The talks were "good, constructive and open," Meshal said after meeting with Lavrov and other Russian officials.
The Russian foreign minister was quoted as saying by the RIA Novosti news agency that Hamas was ready to honor all the agreements the Palestinian administration had undertaken as part of the Middle East peace process if Israel made steps to meet it halfway.
Lavrov also said the Hamas leadership had agreed to allow international officials to monitor their budget funding, according to Interfax and RIA-Novosti.
"They are ready to create a mechanism of international oversight," Lavrov was quoted as saying. No further details were provided.
Lavrov: Hamas must change or will have no future
Earlier, speaking to reporters ahead of his talks with the Hamas delegation, Lavrov said the organization will have no future if the Palestinian militant group fails to transform itself into a political structure.
Lavrov said there was a "need for Hamas having been elected to a political body to transform itself into a political party and to be sure that the military wing of Hamas become a legitimate part of the Palestinian security structures."
Lavrov urged patience, saying that "we don't expect that Hamas will do all this and change itself overnight... It will be a process, hopefully not as long as the process in Great Britain regarding Northern Ireland," he added.
He said that Hamas needs "to reassess its new role, for which maybe it wasn't ready when the elections took place."
Putin won't meet Hamas delegates
In an apparent attempt to avoid damaging relations with Israel further, President Vladimir Putin decided against personally meeting the Palestinian delegation, which will only have a sightseeing tour of the Kremlin on Sunday.
An Israeli official speaking on condition of anonymity because of the sensitivity of Russia-Israeli relations said Israel also expects Moscow to clearly condemn Meshal's refusal on Friday to discuss recognizing Israel.
Russia's invitation, extended by Putin, was the first crack in an international front against the group, considered a terrorist organization by Israel, the European Union and United States.

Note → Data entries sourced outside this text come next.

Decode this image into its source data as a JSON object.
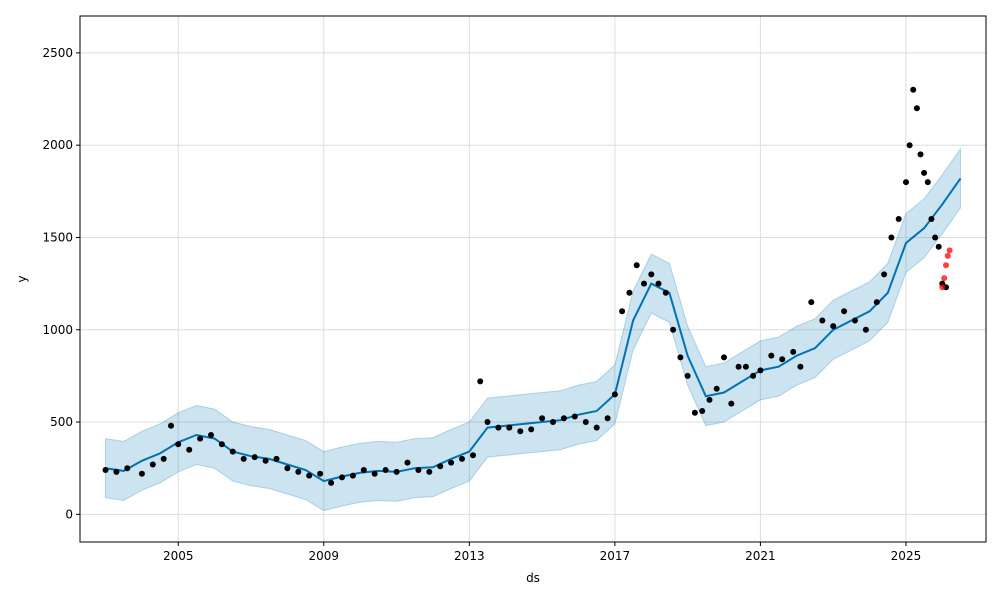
{
  "chart_data": {
    "type": "line",
    "title": "",
    "xlabel": "ds",
    "ylabel": "y",
    "xlim": [
      2002.3,
      2027.2
    ],
    "ylim": [
      -150,
      2700
    ],
    "x_ticks": [
      {
        "value": 2005,
        "label": "2005"
      },
      {
        "value": 2009,
        "label": "2009"
      },
      {
        "value": 2013,
        "label": "2013"
      },
      {
        "value": 2017,
        "label": "2017"
      },
      {
        "value": 2021,
        "label": "2021"
      },
      {
        "value": 2025,
        "label": "2025"
      }
    ],
    "y_ticks": [
      {
        "value": 0,
        "label": "0"
      },
      {
        "value": 500,
        "label": "500"
      },
      {
        "value": 1000,
        "label": "1000"
      },
      {
        "value": 1500,
        "label": "1500"
      },
      {
        "value": 2000,
        "label": "2000"
      },
      {
        "value": 2500,
        "label": "2500"
      }
    ],
    "grid": true,
    "colors": {
      "forecast_line": "#0072b2",
      "interval_fill": "#0072b2",
      "observed_points": "#000000",
      "recent_points": "#ff0000"
    },
    "series": [
      {
        "kind": "forecast",
        "x": [
          2003.0,
          2003.5,
          2004.0,
          2004.5,
          2005.0,
          2005.5,
          2006.0,
          2006.5,
          2007.0,
          2007.5,
          2008.0,
          2008.5,
          2009.0,
          2009.5,
          2010.0,
          2010.5,
          2011.0,
          2011.5,
          2012.0,
          2012.5,
          2013.0,
          2013.5,
          2014.0,
          2014.5,
          2015.0,
          2015.5,
          2016.0,
          2016.5,
          2017.0,
          2017.5,
          2018.0,
          2018.5,
          2019.0,
          2019.5,
          2020.0,
          2020.5,
          2021.0,
          2021.5,
          2022.0,
          2022.5,
          2023.0,
          2023.5,
          2024.0,
          2024.5,
          2025.0,
          2025.5,
          2026.0,
          2026.5
        ],
        "yhat": [
          250,
          235,
          290,
          330,
          390,
          430,
          410,
          340,
          315,
          300,
          270,
          240,
          180,
          205,
          225,
          235,
          230,
          250,
          255,
          300,
          340,
          470,
          480,
          490,
          500,
          510,
          540,
          560,
          650,
          1050,
          1250,
          1200,
          860,
          640,
          660,
          720,
          780,
          800,
          860,
          900,
          1000,
          1050,
          1100,
          1200,
          1470,
          1550,
          1680,
          1820
        ],
        "band": 160
      },
      {
        "kind": "observed",
        "x": [
          2003.0,
          2003.3,
          2003.6,
          2004.0,
          2004.3,
          2004.6,
          2004.8,
          2005.0,
          2005.3,
          2005.6,
          2005.9,
          2006.2,
          2006.5,
          2006.8,
          2007.1,
          2007.4,
          2007.7,
          2008.0,
          2008.3,
          2008.6,
          2008.9,
          2009.2,
          2009.5,
          2009.8,
          2010.1,
          2010.4,
          2010.7,
          2011.0,
          2011.3,
          2011.6,
          2011.9,
          2012.2,
          2012.5,
          2012.8,
          2013.1,
          2013.3,
          2013.5,
          2013.8,
          2014.1,
          2014.4,
          2014.7,
          2015.0,
          2015.3,
          2015.6,
          2015.9,
          2016.2,
          2016.5,
          2016.8,
          2017.0,
          2017.2,
          2017.4,
          2017.6,
          2017.8,
          2018.0,
          2018.2,
          2018.4,
          2018.6,
          2018.8,
          2019.0,
          2019.2,
          2019.4,
          2019.6,
          2019.8,
          2020.0,
          2020.2,
          2020.4,
          2020.6,
          2020.8,
          2021.0,
          2021.3,
          2021.6,
          2021.9,
          2022.1,
          2022.4,
          2022.7,
          2023.0,
          2023.3,
          2023.6,
          2023.9,
          2024.2,
          2024.4,
          2024.6,
          2024.8,
          2025.0,
          2025.1,
          2025.2,
          2025.3,
          2025.4,
          2025.5,
          2025.6,
          2025.7,
          2025.8,
          2025.9,
          2026.0,
          2026.1
        ],
        "y": [
          240,
          230,
          250,
          220,
          270,
          300,
          480,
          380,
          350,
          410,
          430,
          380,
          340,
          300,
          310,
          290,
          300,
          250,
          230,
          210,
          220,
          170,
          200,
          210,
          240,
          220,
          240,
          230,
          280,
          240,
          230,
          260,
          280,
          300,
          320,
          720,
          500,
          470,
          470,
          450,
          460,
          520,
          500,
          520,
          530,
          500,
          470,
          520,
          650,
          1100,
          1200,
          1350,
          1250,
          1300,
          1250,
          1200,
          1000,
          850,
          750,
          550,
          560,
          620,
          680,
          850,
          600,
          800,
          800,
          750,
          780,
          860,
          840,
          880,
          800,
          1150,
          1050,
          1020,
          1100,
          1050,
          1000,
          1150,
          1300,
          1500,
          1600,
          1800,
          2000,
          2300,
          2200,
          1950,
          1850,
          1800,
          1600,
          1500,
          1450,
          1250,
          1230
        ]
      },
      {
        "kind": "recent",
        "x": [
          2026.0,
          2026.05,
          2026.1,
          2026.15,
          2026.2
        ],
        "y": [
          1230,
          1280,
          1350,
          1400,
          1430
        ]
      }
    ]
  }
}
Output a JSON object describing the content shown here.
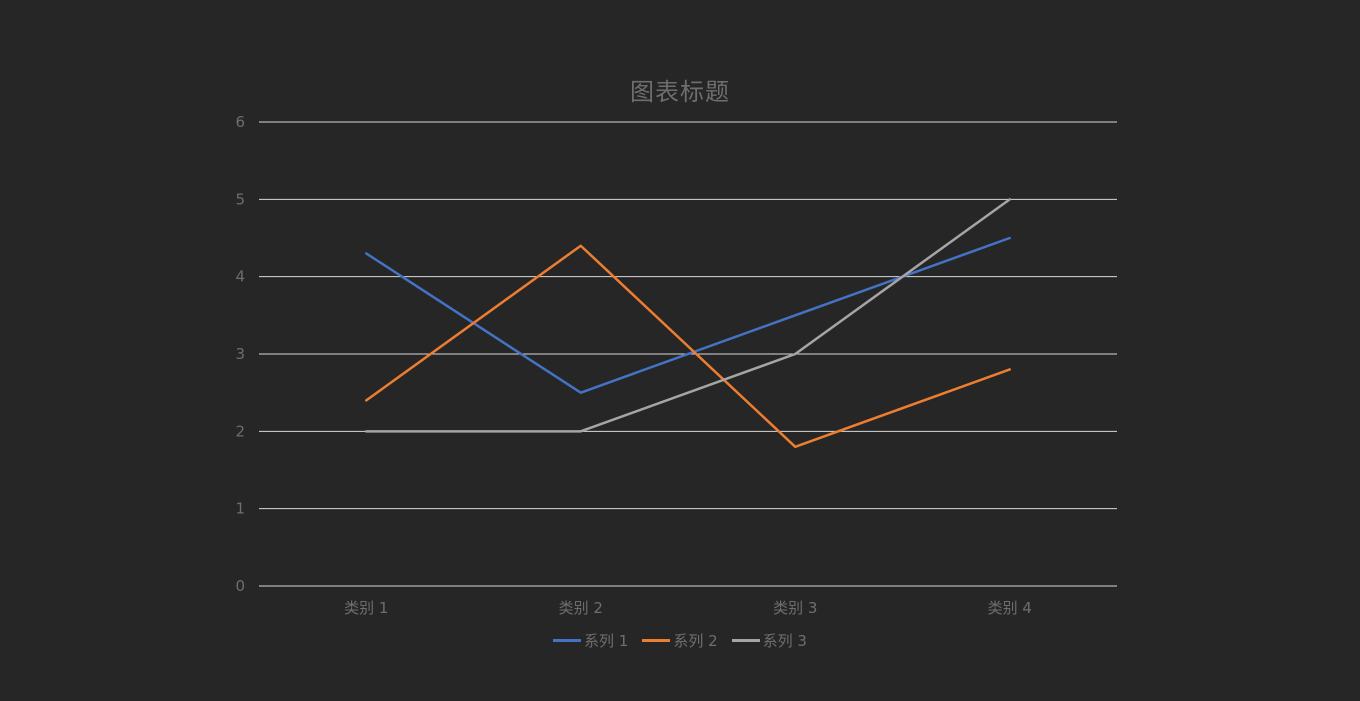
{
  "chart_data": {
    "type": "line",
    "title": "图表标题",
    "categories": [
      "类别 1",
      "类别 2",
      "类别 3",
      "类别 4"
    ],
    "ylim": [
      0,
      6
    ],
    "yticks": [
      "0",
      "1",
      "2",
      "3",
      "4",
      "5",
      "6"
    ],
    "grid": true,
    "legend_position": "bottom",
    "series": [
      {
        "name": "系列 1",
        "values": [
          4.3,
          2.5,
          3.5,
          4.5
        ],
        "color": "#4472C4"
      },
      {
        "name": "系列 2",
        "values": [
          2.4,
          4.4,
          1.8,
          2.8
        ],
        "color": "#ED7D31"
      },
      {
        "name": "系列 3",
        "values": [
          2.0,
          2.0,
          3.0,
          5.0
        ],
        "color": "#A5A5A5"
      }
    ]
  }
}
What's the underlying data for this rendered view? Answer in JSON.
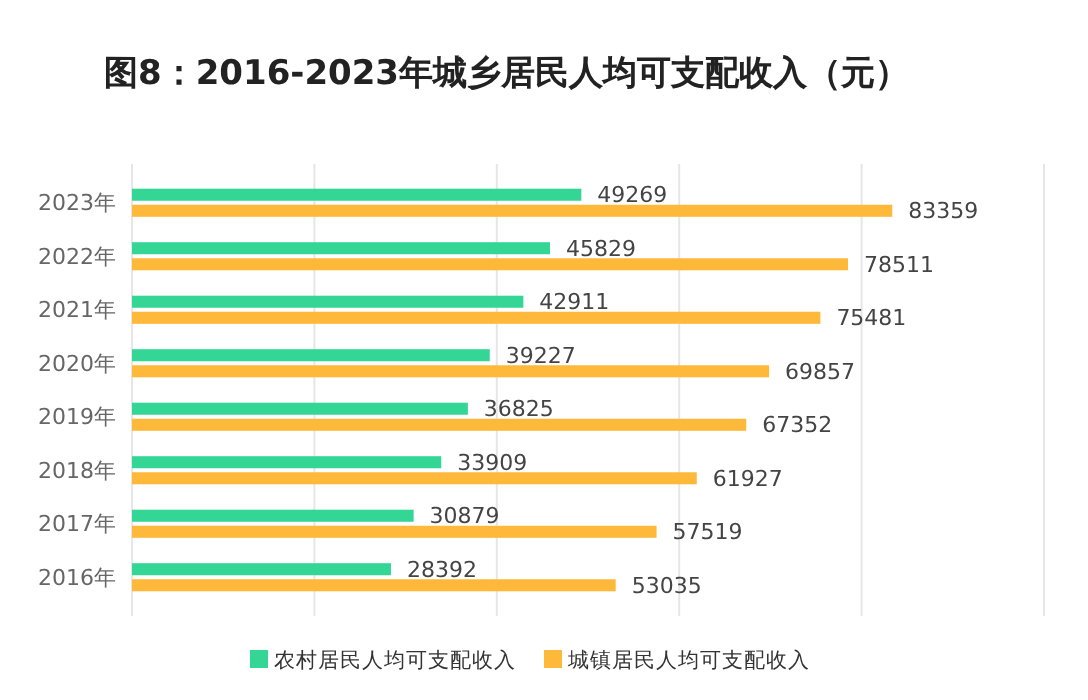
{
  "chart_data": {
    "type": "bar",
    "orientation": "horizontal",
    "title": "图8：2016-2023年城乡居民人均可支配收入（元）",
    "categories": [
      "2023年",
      "2022年",
      "2021年",
      "2020年",
      "2019年",
      "2018年",
      "2017年",
      "2016年"
    ],
    "series": [
      {
        "name": "农村居民人均可支配收入",
        "color": "#33d695",
        "values": [
          49269,
          45829,
          42911,
          39227,
          36825,
          33909,
          30879,
          28392
        ]
      },
      {
        "name": "城镇居民人均可支配收入",
        "color": "#ffb93a",
        "values": [
          83359,
          78511,
          75481,
          69857,
          67352,
          61927,
          57519,
          53035
        ]
      }
    ],
    "xlim": [
      0,
      100000
    ],
    "xticks": [
      {
        "value": 0,
        "label": null
      },
      {
        "value": 20000,
        "label": null
      },
      {
        "value": 40000,
        "label": null
      },
      {
        "value": 60000,
        "label": null
      },
      {
        "value": 80000,
        "label": null
      },
      {
        "value": 100000,
        "label": null
      }
    ],
    "grid": "x",
    "tick_labels": "y",
    "data_labels": true,
    "legend": "bottom"
  }
}
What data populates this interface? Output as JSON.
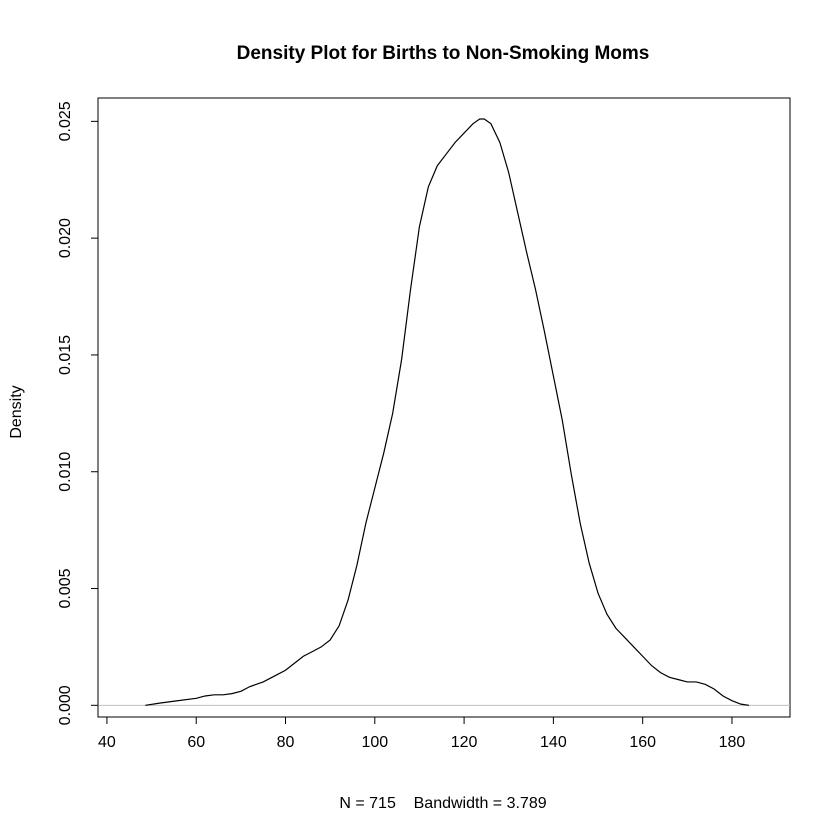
{
  "chart_data": {
    "type": "line",
    "title": "Density Plot for Births to Non-Smoking Moms",
    "xlabel": "N = 715    Bandwidth = 3.789",
    "ylabel": "Density",
    "xlim": [
      38,
      193
    ],
    "ylim": [
      -0.0005,
      0.026
    ],
    "x_ticks": [
      "40",
      "60",
      "80",
      "100",
      "120",
      "140",
      "160",
      "180"
    ],
    "y_ticks": [
      "0.000",
      "0.005",
      "0.010",
      "0.015",
      "0.020",
      "0.025"
    ],
    "baseline": {
      "y": 0,
      "color": "#bebebe"
    },
    "line_color": "#000000",
    "grid": false,
    "series": [
      {
        "x": [
          48.6,
          52,
          56,
          60,
          62,
          64,
          66,
          68,
          70,
          72,
          75,
          78,
          80,
          82,
          84,
          86,
          88,
          90,
          92,
          94,
          96,
          98,
          100,
          102,
          104,
          106,
          108,
          110,
          112,
          114,
          116,
          118,
          120,
          122,
          123.5,
          124.5,
          126,
          128,
          130,
          132,
          134,
          136,
          138,
          140,
          142,
          144,
          146,
          148,
          150,
          152,
          154,
          156,
          158,
          160,
          162,
          164,
          166,
          168,
          170,
          172,
          174,
          176,
          178,
          180,
          182,
          183.8
        ],
        "y": [
          0.0,
          0.0001,
          0.0002,
          0.0003,
          0.0004,
          0.00045,
          0.00045,
          0.0005,
          0.0006,
          0.0008,
          0.001,
          0.0013,
          0.0015,
          0.0018,
          0.0021,
          0.0023,
          0.0025,
          0.0028,
          0.0034,
          0.0045,
          0.006,
          0.0078,
          0.0093,
          0.0108,
          0.0125,
          0.0148,
          0.0178,
          0.0205,
          0.0222,
          0.0231,
          0.0236,
          0.0241,
          0.0245,
          0.0249,
          0.0251,
          0.0251,
          0.0249,
          0.0241,
          0.0228,
          0.0211,
          0.0194,
          0.0178,
          0.016,
          0.0141,
          0.0122,
          0.0099,
          0.0078,
          0.0061,
          0.0048,
          0.0039,
          0.0033,
          0.0029,
          0.0025,
          0.0021,
          0.0017,
          0.0014,
          0.0012,
          0.0011,
          0.001,
          0.001,
          0.0009,
          0.0007,
          0.0004,
          0.0002,
          5e-05,
          0.0
        ]
      }
    ]
  }
}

Hamas has sent dozens of suicide bombers to Israel and does not accept the presence of a Jewish state in the Middle East.
Although it deals a blow to U.S.-led efforts to isolate Hamas since it swept Palestinian elections in January, Russia's mediation is seen by some in the West as a chance to press the group into embracing more moderate views.
After initially condemning Moscow's overtures toward Hamas, Israel adopted a wait-and-see attitude on the talks' results.
The Hamas-Russia talks were being closely monitored by Washington, the road map's chief patron.
"Our position is that if you are going to meet with a terrorist group, you should make it clear to them that their way of doing business is unacceptable, that their philosophy is contrary to the norms of the civilized world, and that they should get with the program," U.S. State Department deputy spokesman Adam Ereli said.
By inviting Hamas to Moscow, Putin is seen as trying to boost Russia's diplomatic clout in the Middle East, on the wane since the Soviet Union fell.
South Africa invites Hamas for talks
South Africa invited Hamas for talks, the country's foreign ministry said Thursday.
No timetable has been set for the visit, Hamas spokesman Sami Abu Zuhri said.
"We would be concerned that giving legitimacy to an unreformed Hamas could stifle the possibility that the movement will transform itself from a terrorist organization to a political party," Israeli Foreign Ministry spokesman Mark Regev said.